高原の象徴ともいえるシラカバ(あるいはシラカンバ)Betula platyphyllaは、主に本州の中部地方以北から北海道にかけての山地帯に分布する落葉高木です。細く高く成長し、樹高が25~30mとなって群生します。特徴は山の中でもよく目立つその樹皮です。白いカバノキとして名前の由来にもなっていますが、薄くはがすことができるので紙の代用として使われていました。また、同じ仲間のウダイカンバとともに、樹皮を燃やすと火力が強く雨中でも燃えやすいことから、焚き火の火種としても利用されたそうです。ウダイカンバは漢字では鵜松明樺と書き、鵜飼の松明として使われたことでその名が付いたことがわかります。

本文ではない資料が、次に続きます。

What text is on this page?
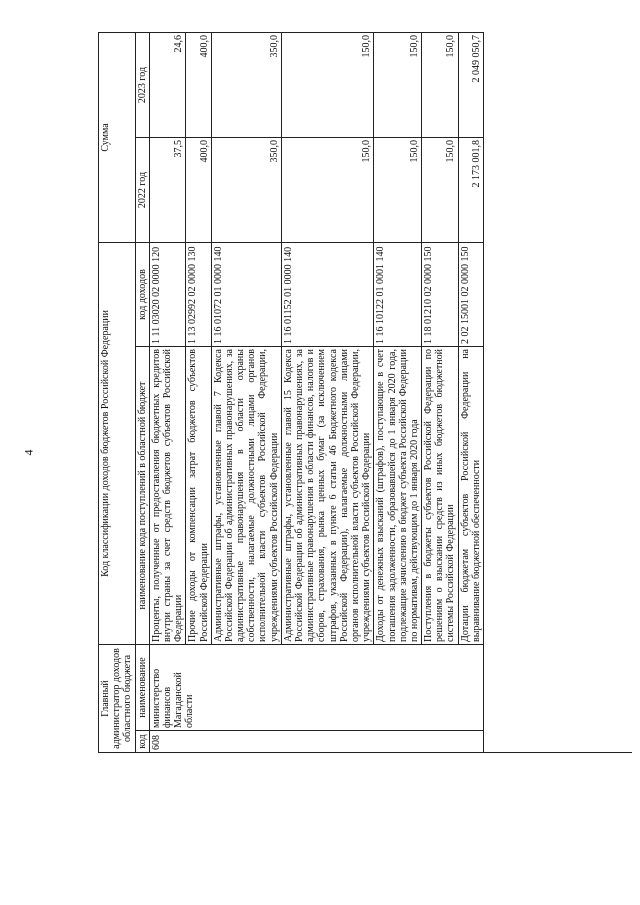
4
Главный администратор доходов областного бюджета		Код классификации доходов бюджетов Российской Федерации		Сумма	
код	наименование	наименование кода поступлений в областной бюджет	код доходов	2022 год	2023 год
608	министерство финансов Магаданской области	Проценты, полученные от предоставления бюджетных кредитов внутри страны за счет средств бюджетов субъектов Российской Федерации	1 11 03020 02 0000 120	37,5	24,6
		Прочие доходы от компенсации затрат бюджетов субъектов Российской Федерации	1 13 02992 02 0000 130	400,0	400,0
		Административные штрафы, установленные главой 7 Кодекса Российской Федерации об административных правонарушениях, за административные правонарушения в области охраны собственности, налагаемые должностными лицами органов исполнительной власти субъектов Российской Федерации, учреждениями субъектов Российской Федерации	1 16 01072 01 0000 140	350,0	350,0
		Административные штрафы, установленные главой 15 Кодекса Российской Федерации об административных правонарушениях, за административные правонарушения в области финансов, налогов и сборов, страхования, рынка ценных бумаг (за исключением штрафов, указанных в пункте 6 статьи 46 Бюджетного кодекса Российской Федерации), налагаемые должностными лицами органов исполнительной власти субъектов Российской Федерации, учреждениями субъектов Российской Федерации	1 16 01152 01 0000 140	150,0	150,0
		Доходы от денежных взысканий (штрафов), поступающие в счет погашения задолженности, образовавшейся до 1 января 2020 года, подлежащие зачислению в бюджет субъекта Российской Федерации по нормативам, действующим до 1 января 2020 года	1 16 10122 01 0001 140	150,0	150,0
		Поступления в бюджеты субъектов Российской Федерации по решениям о взыскании средств из иных бюджетов бюджетной системы Российской Федерации	1 18 01210 02 0000 150	150,0	150,0
		Дотации бюджетам субъектов Российской Федерации на выравнивание бюджетной обеспеченности	2 02 15001 02 0000 150	2 173 001,8	2 049 050,7
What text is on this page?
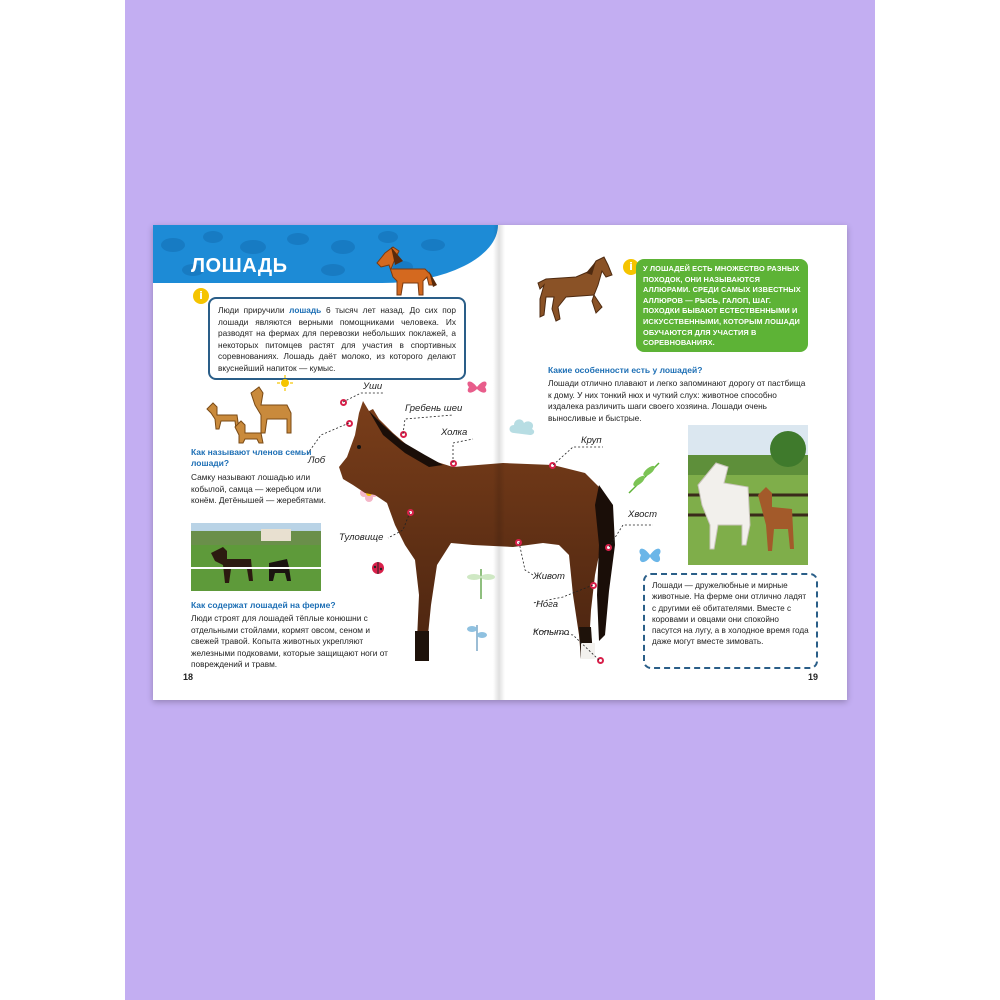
ЛОШАДЬ
i
Люди приручили лошадь 6 тысяч лет назад. До сих пор лошади являются верными помощниками человека. Их разводят на фермах для перевозки небольших поклажей, а некоторых питомцев растят для участия в спортивных соревнованиях. Лошадь даёт молоко, из которого делают вкуснейший напиток — кумыс.
Как называют членов семьи лошади?
Самку называют лошадью или кобылой, самца — жеребцом или конём. Детёнышей — жеребятами.
Как содержат лошадей на ферме?
Люди строят для лошадей тёплые конюшни с отдельными стойлами, кормят овсом, сеном и свежей травой. Копыта животных укрепляют железными подковами, которые защищают ноги от повреждений и травм.
18
Уши
Гребень шеи
Холка
Лоб
Круп
Туловище
Хвост
Живот
Нога
Копыто
i	У ЛОШАДЕЙ ЕСТЬ МНОЖЕСТВО РАЗНЫХ ПОХОДОК, ОНИ НАЗЫВАЮТСЯ АЛЛЮРАМИ. СРЕДИ САМЫХ ИЗВЕСТНЫХ АЛЛЮРОВ — РЫСЬ, ГАЛОП, ШАГ. ПОХОДКИ БЫВАЮТ ЕСТЕСТВЕННЫМИ И ИСКУССТВЕННЫМИ, КОТОРЫМ ЛОШАДИ ОБУЧАЮТСЯ ДЛЯ УЧАСТИЯ В СОРЕВНОВАНИЯХ.
Какие особенности есть у лошадей?
Лошади отлично плавают и легко запоминают дорогу от пастбища к дому. У них тонкий нюх и чуткий слух: животное способно издалека различить шаги своего хозяина. Лошади очень выносливые и быстрые.
Лошади — дружелюбные и мирные животные. На ферме они отлично ладят с другими её обитателями. Вместе с коровами и овцами они спокойно пасутся на лугу, а в холодное время года даже могут вместе зимовать.
19
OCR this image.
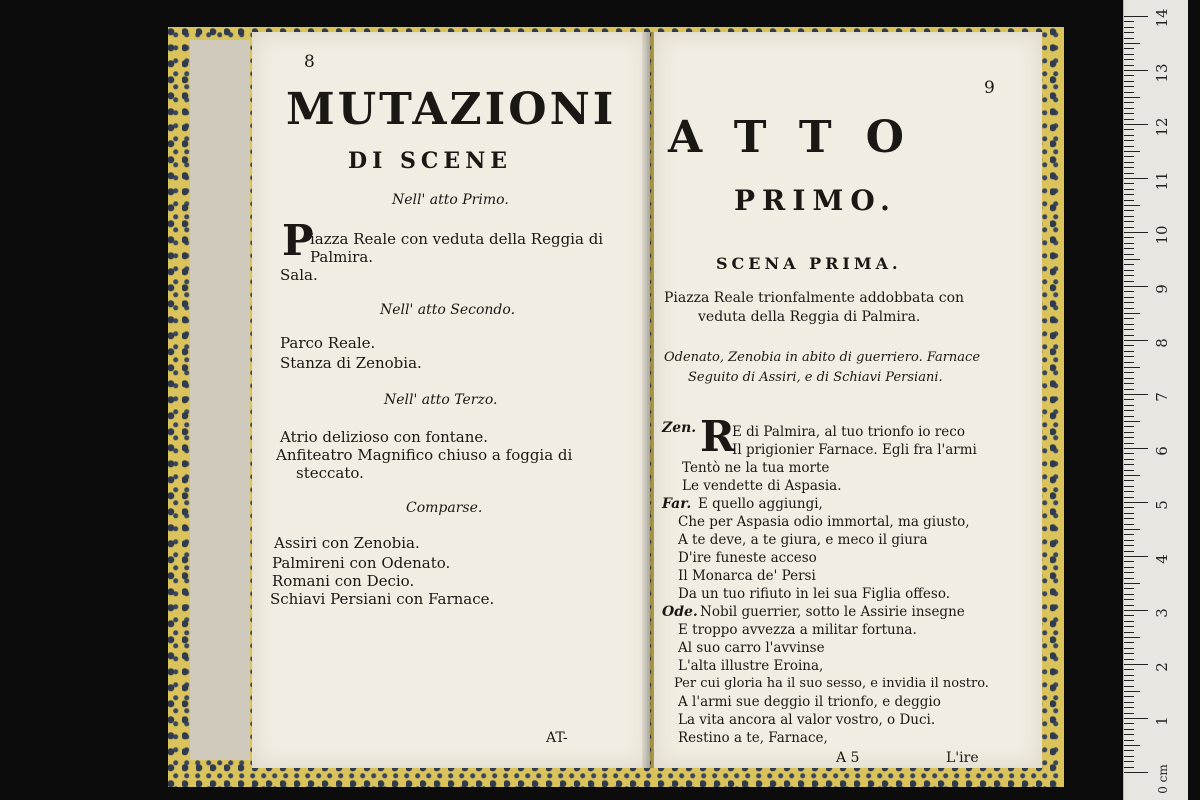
8
MUTAZIONI
DI SCENE
Nell' atto Primo.
P
iazza Reale con veduta della Reggia di
Palmira.
Sala.
Nell' atto Secondo.
Parco Reale.
Stanza di Zenobia.
Nell' atto Terzo.
Atrio delizioso con fontane.
Anfiteatro Magnifico chiuso a foggia di
steccato.
Comparse.
Assiri con Zenobia.
Palmireni con Odenato.
Romani con Decio.
Schiavi Persiani con Farnace.
AT-
9
ATTO
PRIMO.
SCENA PRIMA.
Piazza Reale trionfalmente addobbata con
veduta della Reggia di Palmira.
Odenato, Zenobia in abito di guerriero. Farnace
Seguito di Assiri, e di Schiavi Persiani.
Zen. R
E di Palmira, al tuo trionfo io reco
Il prigionier Farnace. Egli fra l'armi
Tentò ne la tua morte
Le vendette di Aspasia.
Far. E quello aggiungi,
Che per Aspasia odio immortal, ma giusto,
A te deve, a te giura, e meco il giura
D'ire funeste acceso
Il Monarca de' Persi
Da un tuo rifiuto in lei sua Figlia offeso.
Ode. Nobil guerrier, sotto le Assirie insegne
E troppo avvezza a militar fortuna.
Al suo carro l'avvinse
L'alta illustre Eroina,
Per cui gloria ha il suo sesso, e invidia il nostro.
A l'armi sue deggio il trionfo, e deggio
La vita ancora al valor vostro, o Duci.
Restino a te, Farnace,
A 5	L'ire
14
13
12
11
10
9
8
7
6
5
4
3
2
1
0 cm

シラカバは成長が早いものの、寿命が70~80年と短く、太い大木になることはありません。日光を好む陽樹なので、群生すると足元が暗くなり幼木が育たなくなり、やがてあとからやって来るブナ科などの陰樹に淘汰されてしまいます。しかし、シラカバを含むカバノキ科の植物は風媒花です。種子には大きな翼があることからよく風に乗り広く散布されます。そのため分布域が広いことが強みです。ただそれが厄介なことに花粉症の原因にもなります。フインランドやスカンジナビア、それにカナダなどでは、シラカバをはじめとしたカバノキ科の植物による花粉症が多いそうです。
樹木が成長できる範囲の端、つまり境界となる部分を森林限界と呼びます。英語ではforest lineあるいは樹木の限界と言う意味でtimberlineです。植物は低温、乾燥、氷結といった環境条件に耐えられなくなると生育できません。限界に近づくにつれて樹木はまばらになり、樹高が低くなったり変形したりして最後にはなくなります。特に亜寒帯および亜高山帯の森林限界付近で起こりやすいこのような発育不全の植生は、ドイツ語で湾曲した木を意味するクルムホルツkrummholzと名付けられました。ヨーロッパの亜寒帯域で森林限界に広がる樹種はほとんどがカバノキ属のヨーロッパダケカンバBetula pubescensです。
ちなみに、ポーランドの西部、ドイツとの国境近くには、Krzywy lasクセヴェ・ラース(曲がった森)という人為的に曲げたと思われるマツの森があります。
日本では富士山の場合、5合目を過ぎた標高2,400~2,500mあたりが森林限界といわれます。ところが昨年、40年前と比較すると森林限界が約30mも上昇したという新聞記事を目にしました。やはり地球温暖化の影響らしいです。
森林限界は気温によって変化するので、標高に加えて緯度も関係します。東北から北海道へと北へ向かうにつれてその高度は下がり、逆に四国や九州では高度が上がるわけです。
シラカバで日本の園芸用に利用されるのは主にジャクモンティBetula utilis ssp. jacquemontii という品種で、比較的暖かい場所でも育つことと、普通のシラカバと違って幼木のときから樹皮が白いことから人気があります。